The players have all completed two weeks of quarantine and Melbourne Park will see the strongest field since the tour resumed last summer.
Here, the PA news agency picks out five talking points for a tournament that will attract plenty of attention on and off court.
Will it be Covid-19 free?
Tournament organisers jumped through months’ worth of hoops to enable more than 1,000 people to enter the country last month. After two weeks of tightly-controlled quarantine, the threat of any of those players and associated personnel passing on the virus should have reduced to zero, but tournament director Craig Tiley and his team will still be holding their breath. Staging the tournament in this environment has been hugely controversial in Melbourne and, if any community coronavirus cases are linked to it, that would be a disaster.
Not a level playing field
Arrangements got off to a very bumpy start when Covid-19 cases on three of the charter flights led to 72 players being confined to their rooms for two weeks without the training privileges they had been expecting.

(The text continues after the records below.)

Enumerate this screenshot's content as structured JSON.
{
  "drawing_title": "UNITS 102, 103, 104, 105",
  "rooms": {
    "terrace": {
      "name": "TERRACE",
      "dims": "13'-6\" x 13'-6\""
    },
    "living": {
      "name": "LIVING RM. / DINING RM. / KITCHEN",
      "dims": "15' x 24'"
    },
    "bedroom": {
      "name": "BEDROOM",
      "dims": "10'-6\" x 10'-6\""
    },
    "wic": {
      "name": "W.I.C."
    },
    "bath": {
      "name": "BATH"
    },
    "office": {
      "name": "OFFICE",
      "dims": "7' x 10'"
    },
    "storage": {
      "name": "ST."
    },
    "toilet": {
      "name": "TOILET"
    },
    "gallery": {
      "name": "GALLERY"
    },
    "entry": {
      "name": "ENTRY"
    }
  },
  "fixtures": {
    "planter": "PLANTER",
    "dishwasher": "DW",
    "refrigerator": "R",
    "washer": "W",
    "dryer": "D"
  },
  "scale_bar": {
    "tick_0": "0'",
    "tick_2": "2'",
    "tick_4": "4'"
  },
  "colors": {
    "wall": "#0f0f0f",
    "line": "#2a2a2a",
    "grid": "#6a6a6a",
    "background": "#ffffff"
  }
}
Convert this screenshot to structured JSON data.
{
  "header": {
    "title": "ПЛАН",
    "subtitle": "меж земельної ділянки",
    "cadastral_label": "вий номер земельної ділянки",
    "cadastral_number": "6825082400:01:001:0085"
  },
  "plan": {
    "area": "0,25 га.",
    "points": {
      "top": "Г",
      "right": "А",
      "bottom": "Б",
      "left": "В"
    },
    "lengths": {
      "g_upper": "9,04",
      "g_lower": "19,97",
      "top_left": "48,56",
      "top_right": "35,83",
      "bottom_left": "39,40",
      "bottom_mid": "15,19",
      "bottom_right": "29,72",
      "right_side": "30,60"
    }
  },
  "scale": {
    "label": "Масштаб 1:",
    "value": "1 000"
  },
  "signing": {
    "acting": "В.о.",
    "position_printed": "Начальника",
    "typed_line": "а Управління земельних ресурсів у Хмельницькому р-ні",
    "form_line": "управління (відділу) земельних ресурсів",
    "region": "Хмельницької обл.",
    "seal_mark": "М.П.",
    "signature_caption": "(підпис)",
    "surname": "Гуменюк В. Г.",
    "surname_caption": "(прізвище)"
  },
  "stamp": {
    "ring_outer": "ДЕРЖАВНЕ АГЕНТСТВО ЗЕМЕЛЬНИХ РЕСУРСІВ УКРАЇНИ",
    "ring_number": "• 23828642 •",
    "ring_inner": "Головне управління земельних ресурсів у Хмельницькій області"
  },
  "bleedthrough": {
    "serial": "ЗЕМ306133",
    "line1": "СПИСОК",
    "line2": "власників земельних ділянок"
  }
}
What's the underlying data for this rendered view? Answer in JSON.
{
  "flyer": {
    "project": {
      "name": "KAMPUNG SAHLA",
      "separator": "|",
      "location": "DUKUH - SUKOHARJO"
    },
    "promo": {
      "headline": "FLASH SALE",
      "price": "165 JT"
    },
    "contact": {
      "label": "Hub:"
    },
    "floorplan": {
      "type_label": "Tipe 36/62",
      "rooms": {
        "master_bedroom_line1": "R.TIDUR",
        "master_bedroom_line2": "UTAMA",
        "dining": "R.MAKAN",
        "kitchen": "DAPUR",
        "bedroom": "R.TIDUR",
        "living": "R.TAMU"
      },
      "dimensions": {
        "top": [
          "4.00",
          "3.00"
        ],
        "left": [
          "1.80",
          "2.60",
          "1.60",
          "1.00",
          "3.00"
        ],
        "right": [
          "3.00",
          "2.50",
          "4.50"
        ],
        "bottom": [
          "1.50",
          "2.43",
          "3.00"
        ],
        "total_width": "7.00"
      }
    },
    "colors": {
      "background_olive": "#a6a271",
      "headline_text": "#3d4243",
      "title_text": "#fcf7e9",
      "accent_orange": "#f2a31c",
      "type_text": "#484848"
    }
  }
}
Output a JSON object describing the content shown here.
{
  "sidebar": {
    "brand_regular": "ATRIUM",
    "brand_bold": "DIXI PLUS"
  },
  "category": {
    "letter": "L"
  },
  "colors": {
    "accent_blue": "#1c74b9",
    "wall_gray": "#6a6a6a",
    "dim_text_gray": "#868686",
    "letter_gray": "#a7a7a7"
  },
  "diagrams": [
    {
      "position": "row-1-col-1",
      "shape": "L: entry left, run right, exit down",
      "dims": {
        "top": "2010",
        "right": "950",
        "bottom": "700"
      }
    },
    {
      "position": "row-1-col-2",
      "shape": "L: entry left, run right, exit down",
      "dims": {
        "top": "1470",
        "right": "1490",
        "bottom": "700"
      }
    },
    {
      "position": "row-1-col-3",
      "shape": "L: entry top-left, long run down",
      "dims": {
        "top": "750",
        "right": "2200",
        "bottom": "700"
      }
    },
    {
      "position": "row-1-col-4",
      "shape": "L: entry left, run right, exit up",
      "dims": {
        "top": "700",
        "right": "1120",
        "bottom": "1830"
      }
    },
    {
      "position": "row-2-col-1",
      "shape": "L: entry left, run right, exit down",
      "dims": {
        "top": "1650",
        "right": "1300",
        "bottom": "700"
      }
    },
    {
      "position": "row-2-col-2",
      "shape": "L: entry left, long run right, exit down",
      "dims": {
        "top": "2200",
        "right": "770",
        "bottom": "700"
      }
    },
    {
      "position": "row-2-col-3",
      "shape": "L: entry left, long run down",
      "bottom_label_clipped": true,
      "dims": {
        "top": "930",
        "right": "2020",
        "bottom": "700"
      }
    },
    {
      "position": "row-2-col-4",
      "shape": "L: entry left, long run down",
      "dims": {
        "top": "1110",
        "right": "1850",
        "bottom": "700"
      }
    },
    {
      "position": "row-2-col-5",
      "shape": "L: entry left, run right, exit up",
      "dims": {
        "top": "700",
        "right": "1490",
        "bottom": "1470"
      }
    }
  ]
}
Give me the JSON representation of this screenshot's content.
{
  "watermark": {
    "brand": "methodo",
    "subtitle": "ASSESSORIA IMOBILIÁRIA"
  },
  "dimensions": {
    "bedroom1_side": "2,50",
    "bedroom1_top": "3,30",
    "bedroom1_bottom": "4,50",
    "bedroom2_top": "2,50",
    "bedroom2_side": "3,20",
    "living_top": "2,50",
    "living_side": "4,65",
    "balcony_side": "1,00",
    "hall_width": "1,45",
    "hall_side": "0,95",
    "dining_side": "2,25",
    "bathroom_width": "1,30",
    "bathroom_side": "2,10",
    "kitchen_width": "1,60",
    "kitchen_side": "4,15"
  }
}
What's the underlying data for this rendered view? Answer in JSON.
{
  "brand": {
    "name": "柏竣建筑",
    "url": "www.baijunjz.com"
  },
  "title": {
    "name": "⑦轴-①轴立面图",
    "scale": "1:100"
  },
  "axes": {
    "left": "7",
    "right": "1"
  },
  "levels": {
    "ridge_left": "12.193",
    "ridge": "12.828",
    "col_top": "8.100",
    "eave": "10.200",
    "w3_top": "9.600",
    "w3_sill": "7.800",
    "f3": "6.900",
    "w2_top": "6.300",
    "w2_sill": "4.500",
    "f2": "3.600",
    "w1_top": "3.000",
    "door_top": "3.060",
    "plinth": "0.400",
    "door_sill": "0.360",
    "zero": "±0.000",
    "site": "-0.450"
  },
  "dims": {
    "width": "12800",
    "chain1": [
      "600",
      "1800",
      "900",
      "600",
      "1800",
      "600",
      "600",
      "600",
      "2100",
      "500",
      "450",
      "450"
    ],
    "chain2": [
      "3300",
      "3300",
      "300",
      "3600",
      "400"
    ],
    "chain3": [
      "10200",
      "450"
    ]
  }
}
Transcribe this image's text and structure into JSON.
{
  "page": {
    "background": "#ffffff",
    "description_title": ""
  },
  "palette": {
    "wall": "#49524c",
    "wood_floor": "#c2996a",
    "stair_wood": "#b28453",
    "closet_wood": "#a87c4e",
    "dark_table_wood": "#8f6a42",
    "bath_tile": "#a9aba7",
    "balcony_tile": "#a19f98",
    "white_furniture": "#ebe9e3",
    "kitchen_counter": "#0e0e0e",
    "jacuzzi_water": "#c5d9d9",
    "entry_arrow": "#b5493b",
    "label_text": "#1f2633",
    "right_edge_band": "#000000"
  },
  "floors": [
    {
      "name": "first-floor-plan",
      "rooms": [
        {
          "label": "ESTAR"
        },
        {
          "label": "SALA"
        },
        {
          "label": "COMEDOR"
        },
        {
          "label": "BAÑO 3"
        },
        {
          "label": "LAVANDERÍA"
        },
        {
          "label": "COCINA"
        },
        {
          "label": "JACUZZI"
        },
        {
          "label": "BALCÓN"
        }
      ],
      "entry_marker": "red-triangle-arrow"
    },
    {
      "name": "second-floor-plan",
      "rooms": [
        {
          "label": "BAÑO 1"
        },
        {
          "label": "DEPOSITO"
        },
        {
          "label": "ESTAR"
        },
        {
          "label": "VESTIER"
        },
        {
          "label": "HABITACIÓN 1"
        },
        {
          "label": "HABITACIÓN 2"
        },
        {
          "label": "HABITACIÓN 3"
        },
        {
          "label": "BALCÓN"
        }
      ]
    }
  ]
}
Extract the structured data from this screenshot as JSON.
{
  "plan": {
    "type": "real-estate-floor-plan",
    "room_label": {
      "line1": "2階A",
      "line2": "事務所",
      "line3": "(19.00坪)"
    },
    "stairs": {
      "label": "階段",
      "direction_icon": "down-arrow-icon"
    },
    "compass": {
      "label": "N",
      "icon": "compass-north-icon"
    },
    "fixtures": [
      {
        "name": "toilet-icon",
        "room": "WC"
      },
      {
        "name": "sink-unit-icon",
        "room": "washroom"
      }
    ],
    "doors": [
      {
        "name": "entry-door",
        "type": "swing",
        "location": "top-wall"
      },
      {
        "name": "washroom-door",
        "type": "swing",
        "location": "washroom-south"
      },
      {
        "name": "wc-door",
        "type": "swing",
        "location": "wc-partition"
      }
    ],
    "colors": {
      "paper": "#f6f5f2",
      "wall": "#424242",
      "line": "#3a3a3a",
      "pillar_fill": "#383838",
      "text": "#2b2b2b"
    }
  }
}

To what extent players were warned of that possibility is history now but the effect it might have on their Australian Open chances will be a major talking point. Britain’s Heather Watson as well as big names like Angelique Kerber, Victoria Azarenka and Kei Nishikori were among the 72. There was also disquiet about the perceived advantages given to top-ranked players like Novak Djokovic, Rafael Nadal and Serena Williams who quarantined in Adelaide.